CD36 peptides that block cytoadherence define the CD36 binding region for Plasmodium falciparum-infected erythrocytes

Abstract

Mature Plasmodium falciparum parasitized erythrocytes (PE) sequester from the circulation by adhering to microvascular endothelial cells. PE sequestration contributes directly to the virulence and severe pathology of falciparum malaria. The scavenger receptor, CD36, is a major host receptor for PE adherence.

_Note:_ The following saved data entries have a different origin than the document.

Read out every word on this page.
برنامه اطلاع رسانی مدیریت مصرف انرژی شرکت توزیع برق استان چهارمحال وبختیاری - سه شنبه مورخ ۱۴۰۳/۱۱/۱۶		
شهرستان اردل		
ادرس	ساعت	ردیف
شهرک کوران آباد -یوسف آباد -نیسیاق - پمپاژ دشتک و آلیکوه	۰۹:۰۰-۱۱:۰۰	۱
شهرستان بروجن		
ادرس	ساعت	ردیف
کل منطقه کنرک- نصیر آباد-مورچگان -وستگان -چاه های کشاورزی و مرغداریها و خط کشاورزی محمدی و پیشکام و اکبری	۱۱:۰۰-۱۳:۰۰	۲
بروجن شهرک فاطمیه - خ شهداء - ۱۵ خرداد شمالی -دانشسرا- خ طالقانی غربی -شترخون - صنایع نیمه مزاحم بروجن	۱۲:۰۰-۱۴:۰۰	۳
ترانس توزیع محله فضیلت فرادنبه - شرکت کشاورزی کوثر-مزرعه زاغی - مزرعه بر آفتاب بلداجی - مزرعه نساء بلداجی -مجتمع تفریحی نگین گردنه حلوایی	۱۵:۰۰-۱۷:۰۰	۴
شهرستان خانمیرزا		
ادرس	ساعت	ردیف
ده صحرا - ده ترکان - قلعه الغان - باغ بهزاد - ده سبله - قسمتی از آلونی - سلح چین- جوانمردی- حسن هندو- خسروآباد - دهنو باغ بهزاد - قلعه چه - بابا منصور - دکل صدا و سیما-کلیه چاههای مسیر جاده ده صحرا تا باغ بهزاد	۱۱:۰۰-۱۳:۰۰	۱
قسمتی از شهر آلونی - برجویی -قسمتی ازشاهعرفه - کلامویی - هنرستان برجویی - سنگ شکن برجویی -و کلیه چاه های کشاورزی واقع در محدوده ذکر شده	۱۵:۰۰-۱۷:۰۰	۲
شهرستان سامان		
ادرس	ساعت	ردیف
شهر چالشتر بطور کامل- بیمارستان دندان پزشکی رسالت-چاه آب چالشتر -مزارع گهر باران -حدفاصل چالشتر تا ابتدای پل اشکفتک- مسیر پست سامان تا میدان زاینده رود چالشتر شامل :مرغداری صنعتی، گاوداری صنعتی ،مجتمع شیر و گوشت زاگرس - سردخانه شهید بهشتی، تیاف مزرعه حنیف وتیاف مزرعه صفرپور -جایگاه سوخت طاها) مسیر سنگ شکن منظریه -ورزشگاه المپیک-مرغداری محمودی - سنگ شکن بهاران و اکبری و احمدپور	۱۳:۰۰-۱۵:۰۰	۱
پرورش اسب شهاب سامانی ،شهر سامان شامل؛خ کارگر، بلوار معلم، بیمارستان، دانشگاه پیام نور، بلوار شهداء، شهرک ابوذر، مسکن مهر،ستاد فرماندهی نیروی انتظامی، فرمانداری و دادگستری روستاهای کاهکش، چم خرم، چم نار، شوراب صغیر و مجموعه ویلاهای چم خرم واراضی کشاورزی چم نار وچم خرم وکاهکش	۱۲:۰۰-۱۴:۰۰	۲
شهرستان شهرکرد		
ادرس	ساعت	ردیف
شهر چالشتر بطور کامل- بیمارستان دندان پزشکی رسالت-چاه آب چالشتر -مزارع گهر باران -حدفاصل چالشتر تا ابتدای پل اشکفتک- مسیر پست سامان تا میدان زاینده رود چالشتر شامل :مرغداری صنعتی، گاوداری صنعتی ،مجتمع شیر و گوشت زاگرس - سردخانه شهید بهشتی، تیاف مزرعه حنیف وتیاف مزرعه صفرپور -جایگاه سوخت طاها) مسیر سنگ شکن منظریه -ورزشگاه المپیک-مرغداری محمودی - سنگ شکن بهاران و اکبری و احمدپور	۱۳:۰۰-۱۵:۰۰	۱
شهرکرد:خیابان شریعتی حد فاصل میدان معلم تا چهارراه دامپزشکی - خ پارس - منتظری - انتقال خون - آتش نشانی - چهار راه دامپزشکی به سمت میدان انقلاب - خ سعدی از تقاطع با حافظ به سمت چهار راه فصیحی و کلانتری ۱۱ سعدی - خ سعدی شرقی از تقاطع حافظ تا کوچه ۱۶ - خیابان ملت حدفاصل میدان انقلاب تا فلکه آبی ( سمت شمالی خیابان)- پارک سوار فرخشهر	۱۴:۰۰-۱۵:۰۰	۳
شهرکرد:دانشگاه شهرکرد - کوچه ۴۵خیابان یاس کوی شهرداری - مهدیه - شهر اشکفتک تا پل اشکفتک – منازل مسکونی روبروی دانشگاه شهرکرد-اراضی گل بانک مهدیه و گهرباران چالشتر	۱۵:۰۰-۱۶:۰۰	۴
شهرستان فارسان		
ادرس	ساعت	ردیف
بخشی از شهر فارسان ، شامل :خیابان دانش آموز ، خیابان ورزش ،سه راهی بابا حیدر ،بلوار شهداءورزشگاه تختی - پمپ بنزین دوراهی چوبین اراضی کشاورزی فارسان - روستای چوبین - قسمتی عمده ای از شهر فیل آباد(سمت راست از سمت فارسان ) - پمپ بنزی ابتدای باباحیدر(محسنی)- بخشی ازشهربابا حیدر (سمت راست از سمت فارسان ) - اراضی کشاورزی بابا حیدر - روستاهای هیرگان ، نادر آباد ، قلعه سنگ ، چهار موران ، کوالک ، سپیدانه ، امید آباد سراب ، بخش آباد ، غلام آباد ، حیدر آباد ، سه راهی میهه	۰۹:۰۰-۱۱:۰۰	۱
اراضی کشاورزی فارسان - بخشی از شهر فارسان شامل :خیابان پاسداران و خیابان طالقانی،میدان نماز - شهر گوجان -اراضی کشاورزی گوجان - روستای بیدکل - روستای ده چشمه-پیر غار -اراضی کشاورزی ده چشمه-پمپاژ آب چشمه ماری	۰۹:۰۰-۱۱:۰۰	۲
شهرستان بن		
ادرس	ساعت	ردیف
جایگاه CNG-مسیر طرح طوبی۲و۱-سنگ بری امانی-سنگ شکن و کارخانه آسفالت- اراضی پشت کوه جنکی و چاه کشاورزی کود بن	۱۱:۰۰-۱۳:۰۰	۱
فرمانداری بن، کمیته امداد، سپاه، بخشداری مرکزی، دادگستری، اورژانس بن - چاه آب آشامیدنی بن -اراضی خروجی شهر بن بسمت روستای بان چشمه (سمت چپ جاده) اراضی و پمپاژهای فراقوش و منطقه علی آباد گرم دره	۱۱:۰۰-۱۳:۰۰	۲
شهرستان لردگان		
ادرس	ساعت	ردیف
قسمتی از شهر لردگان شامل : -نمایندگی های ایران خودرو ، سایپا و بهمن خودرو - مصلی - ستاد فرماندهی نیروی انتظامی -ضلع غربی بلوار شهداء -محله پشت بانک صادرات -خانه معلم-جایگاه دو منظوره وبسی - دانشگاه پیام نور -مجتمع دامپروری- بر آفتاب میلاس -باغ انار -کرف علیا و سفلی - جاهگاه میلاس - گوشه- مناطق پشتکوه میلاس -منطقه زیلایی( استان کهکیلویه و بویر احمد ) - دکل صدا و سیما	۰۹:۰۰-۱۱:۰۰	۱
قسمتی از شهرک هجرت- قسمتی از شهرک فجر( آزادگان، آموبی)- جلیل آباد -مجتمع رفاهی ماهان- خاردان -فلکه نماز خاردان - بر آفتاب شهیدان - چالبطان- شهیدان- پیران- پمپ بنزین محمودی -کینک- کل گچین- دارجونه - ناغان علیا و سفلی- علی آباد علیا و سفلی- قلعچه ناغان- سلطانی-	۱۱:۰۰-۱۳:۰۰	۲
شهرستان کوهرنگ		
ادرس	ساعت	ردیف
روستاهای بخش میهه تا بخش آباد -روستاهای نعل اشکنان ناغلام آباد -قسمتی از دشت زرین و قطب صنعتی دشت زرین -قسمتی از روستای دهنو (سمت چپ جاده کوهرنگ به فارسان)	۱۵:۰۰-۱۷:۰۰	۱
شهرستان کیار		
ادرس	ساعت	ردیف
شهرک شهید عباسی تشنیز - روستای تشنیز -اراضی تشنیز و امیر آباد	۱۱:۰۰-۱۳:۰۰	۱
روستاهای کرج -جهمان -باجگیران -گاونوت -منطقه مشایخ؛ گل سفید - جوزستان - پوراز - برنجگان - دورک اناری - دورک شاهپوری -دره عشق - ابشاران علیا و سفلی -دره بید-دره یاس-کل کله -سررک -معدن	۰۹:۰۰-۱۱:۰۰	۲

PE adhesion to CD36 is mediated by the malarial variant antigen, P. falciparum erythrocyte membrane protein 1 (PfEMP1), and particularly by its cysteine-rich interdomain region 1 (CIDR-1). Several peptides from the extended immunodominant domain of CD36 (residues 139-184), including CD36 139-155, CD36 145-171, CD36 146-164, and CD36 156-184 interfered with the CD36-PfEMP1 interaction. Each of these peptides affected binding at the low micromolar range in 2 independent assays. Two peptides, CD36 145-171 and CD36 156-184, specifically blocked PE adhesion to CD36 without affecting binding to the host receptor intercellular adhesion molecule-1 (ICAM-1). Moreover, an adhesion blocking peptide from the ICAM-1 sequence inhibits the PfEMP1-ICAM-1 interaction without affecting adhesion to CD36. These results confirm earlier observations that PfEMP1 is also a receptor for ICAM-1. Thus, the region 139-184 and particularly the 146-164 or the 145-171 regions of CD36 form the adhesion region for P. falciparum PE. Adherence blocking peptides from this region may be useful for modeling the PE/PfEMP1 interaction with CD36 and for development of potential anti-adhesion therapeutics.